A few months ago I was looking at the books in my book cases and had one of those “aha” moments. The majority of my books were by male authors, very few were by female writers. I hadn’t consciously been avoiding women writers, it was just one of those things. I found it really quite odd, and wondered why subconsciously I may have been avoiding them.
When I was in San Francisco earlier this year I’d read, not only a women writer, but also a feminist woman writer – Rebecca Solnit’s book ‘Call Them By Their True Names‘ (American Crises And Essays) – and thoroughly enjoyed it.
So, I am now consciously trying to read as many women writers as I do their male counterparts. With that in mind I recently picked up Rachael Weiss’s memoir about her time in Prague ‘The Thing About Prague’ – printed in 2014. Suddenly waking up to the fact that she was not only still single, but also ‘middle aged’ and having nothing better to do at the time, she decides to pack everything up and move to Prague.

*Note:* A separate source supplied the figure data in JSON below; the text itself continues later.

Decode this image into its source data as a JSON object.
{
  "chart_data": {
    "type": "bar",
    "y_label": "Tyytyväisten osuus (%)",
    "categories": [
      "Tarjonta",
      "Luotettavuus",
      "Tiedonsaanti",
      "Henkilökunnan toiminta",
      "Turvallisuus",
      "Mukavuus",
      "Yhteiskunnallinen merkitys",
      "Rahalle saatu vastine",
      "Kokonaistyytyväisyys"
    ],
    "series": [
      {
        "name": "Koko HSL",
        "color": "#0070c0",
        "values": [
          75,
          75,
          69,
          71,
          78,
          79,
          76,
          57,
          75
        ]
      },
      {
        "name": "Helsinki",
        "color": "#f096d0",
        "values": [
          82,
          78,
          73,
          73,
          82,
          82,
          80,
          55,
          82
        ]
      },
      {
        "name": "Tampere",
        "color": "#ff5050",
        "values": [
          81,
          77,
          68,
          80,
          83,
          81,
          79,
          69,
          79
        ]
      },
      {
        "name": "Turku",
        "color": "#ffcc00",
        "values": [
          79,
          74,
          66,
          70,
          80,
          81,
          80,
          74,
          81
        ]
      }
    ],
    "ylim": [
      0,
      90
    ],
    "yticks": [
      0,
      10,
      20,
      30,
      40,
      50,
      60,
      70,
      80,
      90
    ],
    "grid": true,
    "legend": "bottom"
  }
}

Prague is one of my favourite cities in the world, alongside Paris, so I hoped that in reading Ms Weiss’s book it would bring back some happy memories. It did, kind of, but Rachael was there long term as a resident and owner of an apartment, doing the things that residents do….like living their lives… where as I was simply there doing touristy things for a week.
Rachael’s relationship with Prague was more meaningful in that she became, or tried hard to become, part of the community there. She left her home and her pet cat back in Australia to head for the birthplace of her father, to carve out a new and more satisfying literary lifestyle. Her frustrations with the Czech language and with pedantic Czech bureaucracy comes to the boil, overflows even, numerous times as she battles officialdom – what was left over after 40 years of communist rule – trying to firstly obtain her resident visa and then to sort out the mess made by another bureaucrat who changed her job description….trying to be helpful, but in doing so created a mountain of problems for her.
It’s a nice easy read. The words and sentences flow well. She doesn’t feel the need to impress us by using complicated words that would require a quick dip into the thesaurus. It’s simply a straightforward look at the three year period of her life spent living in Prague….a city that whilst bohemian, historic and magical is anything but straightforward.
Her adventures, or should that be mis-adventures, find her doing jobs that she doesn’t like, for people she would rather avoid, but also inexplicably becomes romantically fixated on (like Leonard who foams at the mouth when excited, and spits when he talks – a real catch!)…saw her somehow leading services in a Jewish synagogue – which was more a case of ‘forgive me lord for I know not what I do’…..find her lost in the woods on a hike with a very unattractive Kyrgyzstani who has cannibalistic fantasies….and she spends lots of time in bars partaking in the traditional Czech pastime of drinking copious amounts of alcohol. All while trying to find the time, and to create the right atmosphere, for writing that all important novel.
But it’s her need for romance, to find Mr Right….or even to spend a night with Mr OK, who’ll do for now, that bring us both laughs and intense frustration. It appears, for Rachael, that the phrase ‘desperate times mean desperate measures’ defines her love life. It never ceases to amaze me how a woman who is obviously intelligent and talented could define her self-worth based on whether she has a man or not.
This is Rachael’s third book. Her second book Me, Myself and Prague (2008) was about her first attempt at living for a year in Prague….armed only with an old 1973 guide book. And her first book Are We There Yet? (2005) is another travelogue about a road trip taken with a girlfriend in a land dominated by couples having fun. I haven’t read either one yet, but intend to. Other than her books, she says that her only other claim to fame is coming fourth in the 1996 New South Wales Scrabble Tournament.
The people at Goodreads currently rate The Thing About Prague at 3.31 out of 5. I’d rate it up nearer 4 out of 5. But then I am a sucker for books about writers struggling to write THE novel. Looking on line, it would appear that since these 3 books are the only ones attributed to Rachael Weiss, she is still to write her novel. I sincerely hope that she hasn’t given up her dream.